Девчонка расслабилась и рассмеялась. Её мелодичное хихиканье даже немного придало мне сил.
Резво перепрыгнув с кресла на мою кровать, Кира качнулась в мою сторону и легонько толкнула плечом:
— Ты же понимаешь, что я это всё не со зла? — Коротко заглянув мне в глаза, она быстро отвела взгляд куда-то на пыльный пол. — Так, просто... Из врождённой вредности...
— Понимаю.
Я бы многое мог рассказать ей о том, что все эти её подколки и вся дерзость уходят корнями в вовсе не во врождённую вредность.
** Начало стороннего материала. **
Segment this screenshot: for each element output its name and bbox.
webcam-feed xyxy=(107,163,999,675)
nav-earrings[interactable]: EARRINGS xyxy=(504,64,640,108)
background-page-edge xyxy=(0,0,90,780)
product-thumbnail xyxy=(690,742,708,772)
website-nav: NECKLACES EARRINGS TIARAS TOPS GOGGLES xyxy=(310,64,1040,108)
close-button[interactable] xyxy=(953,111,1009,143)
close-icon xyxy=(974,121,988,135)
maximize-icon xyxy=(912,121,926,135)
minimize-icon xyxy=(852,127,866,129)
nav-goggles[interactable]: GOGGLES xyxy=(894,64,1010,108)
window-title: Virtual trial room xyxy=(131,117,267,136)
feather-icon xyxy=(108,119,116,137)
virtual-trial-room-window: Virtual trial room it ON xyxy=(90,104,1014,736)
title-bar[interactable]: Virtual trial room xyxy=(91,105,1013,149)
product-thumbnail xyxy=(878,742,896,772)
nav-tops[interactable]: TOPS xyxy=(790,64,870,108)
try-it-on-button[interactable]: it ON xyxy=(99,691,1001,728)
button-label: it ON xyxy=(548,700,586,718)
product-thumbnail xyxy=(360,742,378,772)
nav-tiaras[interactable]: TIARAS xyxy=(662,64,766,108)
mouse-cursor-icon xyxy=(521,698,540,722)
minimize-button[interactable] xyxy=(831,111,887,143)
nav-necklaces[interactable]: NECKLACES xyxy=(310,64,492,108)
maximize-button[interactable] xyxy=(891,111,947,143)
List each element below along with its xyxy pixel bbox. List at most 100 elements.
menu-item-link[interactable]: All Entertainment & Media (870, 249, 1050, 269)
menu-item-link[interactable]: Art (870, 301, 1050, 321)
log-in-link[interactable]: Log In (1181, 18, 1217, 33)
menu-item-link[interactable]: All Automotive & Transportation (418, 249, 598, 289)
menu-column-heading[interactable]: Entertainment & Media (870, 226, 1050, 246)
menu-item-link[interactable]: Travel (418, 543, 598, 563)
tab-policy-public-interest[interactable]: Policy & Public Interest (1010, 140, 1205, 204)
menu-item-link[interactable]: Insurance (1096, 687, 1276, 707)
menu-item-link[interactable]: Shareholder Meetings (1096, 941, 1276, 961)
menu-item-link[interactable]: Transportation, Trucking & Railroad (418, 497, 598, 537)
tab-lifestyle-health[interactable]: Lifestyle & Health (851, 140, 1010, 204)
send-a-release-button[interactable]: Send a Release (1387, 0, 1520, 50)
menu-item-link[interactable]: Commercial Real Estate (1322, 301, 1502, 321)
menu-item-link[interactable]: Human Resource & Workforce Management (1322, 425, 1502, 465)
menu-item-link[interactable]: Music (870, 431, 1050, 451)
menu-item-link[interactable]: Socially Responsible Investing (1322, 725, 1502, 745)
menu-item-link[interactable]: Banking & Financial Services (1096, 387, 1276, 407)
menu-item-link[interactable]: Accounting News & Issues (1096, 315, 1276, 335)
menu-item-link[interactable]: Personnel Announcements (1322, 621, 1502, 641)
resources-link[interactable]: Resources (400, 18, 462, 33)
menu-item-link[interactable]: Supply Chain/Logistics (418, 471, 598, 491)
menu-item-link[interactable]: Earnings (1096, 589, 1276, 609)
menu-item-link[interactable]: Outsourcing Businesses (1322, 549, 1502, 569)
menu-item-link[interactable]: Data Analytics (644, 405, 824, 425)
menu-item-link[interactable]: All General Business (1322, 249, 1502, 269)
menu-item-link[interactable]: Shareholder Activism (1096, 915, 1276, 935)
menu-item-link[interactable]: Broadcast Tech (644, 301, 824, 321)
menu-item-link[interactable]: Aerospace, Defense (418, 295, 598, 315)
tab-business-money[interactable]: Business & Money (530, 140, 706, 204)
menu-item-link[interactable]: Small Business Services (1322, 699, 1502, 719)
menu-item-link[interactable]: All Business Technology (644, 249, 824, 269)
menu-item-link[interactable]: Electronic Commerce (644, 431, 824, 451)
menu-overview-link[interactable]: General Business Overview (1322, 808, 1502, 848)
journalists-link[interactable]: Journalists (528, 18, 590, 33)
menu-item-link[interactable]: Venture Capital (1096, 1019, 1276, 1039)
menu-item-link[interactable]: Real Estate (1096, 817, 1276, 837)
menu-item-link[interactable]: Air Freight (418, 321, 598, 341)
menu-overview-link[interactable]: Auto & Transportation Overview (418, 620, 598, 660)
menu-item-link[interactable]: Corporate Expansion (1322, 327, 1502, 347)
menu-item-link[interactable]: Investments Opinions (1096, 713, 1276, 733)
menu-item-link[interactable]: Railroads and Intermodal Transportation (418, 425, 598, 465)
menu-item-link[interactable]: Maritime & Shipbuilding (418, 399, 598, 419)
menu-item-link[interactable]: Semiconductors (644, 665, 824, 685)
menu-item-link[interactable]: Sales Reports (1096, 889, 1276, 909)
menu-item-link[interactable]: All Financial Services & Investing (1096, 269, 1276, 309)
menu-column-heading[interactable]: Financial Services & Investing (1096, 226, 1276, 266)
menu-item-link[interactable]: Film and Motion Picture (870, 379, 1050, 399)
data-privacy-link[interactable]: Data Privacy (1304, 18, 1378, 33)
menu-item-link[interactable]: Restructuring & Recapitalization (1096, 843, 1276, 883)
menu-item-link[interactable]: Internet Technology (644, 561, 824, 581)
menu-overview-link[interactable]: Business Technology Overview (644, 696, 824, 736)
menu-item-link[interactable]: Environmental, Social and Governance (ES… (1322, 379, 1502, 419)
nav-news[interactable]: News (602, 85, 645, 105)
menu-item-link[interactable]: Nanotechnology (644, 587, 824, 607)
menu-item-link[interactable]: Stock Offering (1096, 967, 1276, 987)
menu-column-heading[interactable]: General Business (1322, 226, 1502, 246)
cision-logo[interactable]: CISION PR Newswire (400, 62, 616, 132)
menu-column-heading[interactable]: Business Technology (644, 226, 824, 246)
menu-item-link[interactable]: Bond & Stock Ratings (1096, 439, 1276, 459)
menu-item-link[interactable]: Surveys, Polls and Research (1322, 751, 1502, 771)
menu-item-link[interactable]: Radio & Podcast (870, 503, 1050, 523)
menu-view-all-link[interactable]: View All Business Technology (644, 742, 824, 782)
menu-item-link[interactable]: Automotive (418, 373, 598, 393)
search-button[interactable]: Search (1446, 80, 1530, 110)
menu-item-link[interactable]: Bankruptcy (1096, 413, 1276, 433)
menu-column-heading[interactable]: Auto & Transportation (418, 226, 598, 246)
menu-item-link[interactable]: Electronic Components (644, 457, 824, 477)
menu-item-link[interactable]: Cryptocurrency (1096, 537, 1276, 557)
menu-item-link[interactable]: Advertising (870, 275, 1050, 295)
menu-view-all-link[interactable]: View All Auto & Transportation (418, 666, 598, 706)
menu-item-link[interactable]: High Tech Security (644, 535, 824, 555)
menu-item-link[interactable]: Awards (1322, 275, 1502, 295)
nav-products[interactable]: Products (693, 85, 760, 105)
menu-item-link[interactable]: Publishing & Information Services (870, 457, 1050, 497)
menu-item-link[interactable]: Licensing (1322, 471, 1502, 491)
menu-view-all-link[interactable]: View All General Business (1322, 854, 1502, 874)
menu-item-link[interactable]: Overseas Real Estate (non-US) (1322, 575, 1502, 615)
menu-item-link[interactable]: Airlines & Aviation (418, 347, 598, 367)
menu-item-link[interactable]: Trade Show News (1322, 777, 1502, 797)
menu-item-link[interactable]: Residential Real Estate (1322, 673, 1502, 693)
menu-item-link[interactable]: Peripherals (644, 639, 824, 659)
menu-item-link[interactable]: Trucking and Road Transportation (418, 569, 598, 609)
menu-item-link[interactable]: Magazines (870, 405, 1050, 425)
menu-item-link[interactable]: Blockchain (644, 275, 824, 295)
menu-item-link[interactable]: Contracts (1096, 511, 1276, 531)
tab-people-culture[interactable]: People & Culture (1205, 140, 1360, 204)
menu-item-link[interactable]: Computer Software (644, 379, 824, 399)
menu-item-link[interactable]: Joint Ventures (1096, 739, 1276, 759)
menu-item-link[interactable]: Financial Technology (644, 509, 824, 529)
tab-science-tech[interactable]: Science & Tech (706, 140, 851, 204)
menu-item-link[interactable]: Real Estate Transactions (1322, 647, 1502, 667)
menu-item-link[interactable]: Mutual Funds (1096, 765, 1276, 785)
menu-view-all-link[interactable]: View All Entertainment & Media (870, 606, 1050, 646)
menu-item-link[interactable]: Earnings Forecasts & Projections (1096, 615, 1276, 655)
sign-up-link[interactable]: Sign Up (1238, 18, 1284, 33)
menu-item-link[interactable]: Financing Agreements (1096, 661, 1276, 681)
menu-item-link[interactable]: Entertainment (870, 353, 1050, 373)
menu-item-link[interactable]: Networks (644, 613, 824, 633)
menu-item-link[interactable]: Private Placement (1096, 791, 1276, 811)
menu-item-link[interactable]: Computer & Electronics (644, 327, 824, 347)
А в страх показаться слабой и одинокой. А ведь быть слабой и одинокой она ненавидит больше всего на свете.
Но зачем открывать эти карты? Чтобы самоутвердиться в её глазах? Эффект будет прямо противоположным.
Лучше дать ей понять, что на самом деле она вовсе не слабая:
— Что бы помочь этим ребятам, мне необходима твоя помощь. — И ещё нужно дать ей понять, что она вовсе не одинокая. — Только вместе с тобой мы сможем провернуть то, что я задумал. — Чуть помедлив, я добавил. — Мне нужна именно такая вредина, как ты.
Улыбка немедленно осветила лицо девчонки:
— Да куда ж я денусь с подводной лодки!
— Ну мало ли... Если постараться, то можно убедить наших новых друзей ретироваться обратно на Волгу. Там ты получишь то, что тебе нужно. Этот... «Антижорин».
Кира немедленно нахмурилась:
— Ты серьёзно думаешь, что я на это способна?
— Я не про тебя, я про них.
Она ненадолго задумалась, продолжая хмуриться.
— Не-а. — Кивнув собственным мыслям Кира снова заявила весьма категорично. — Не-а! Нифига они не... Э-э-э-... Не ретируются! Они своих не бросают. Я это вижу!
Я в свою очередь видел, как она всю ночь смотрела на наших собеседников, слушая рассказы Дестроя и Алины о былых свершениях. И о том, как они устроили жизнь на своих территориях. Недоверие постепенно сменялось на лице Киры восхищением и белой завистью.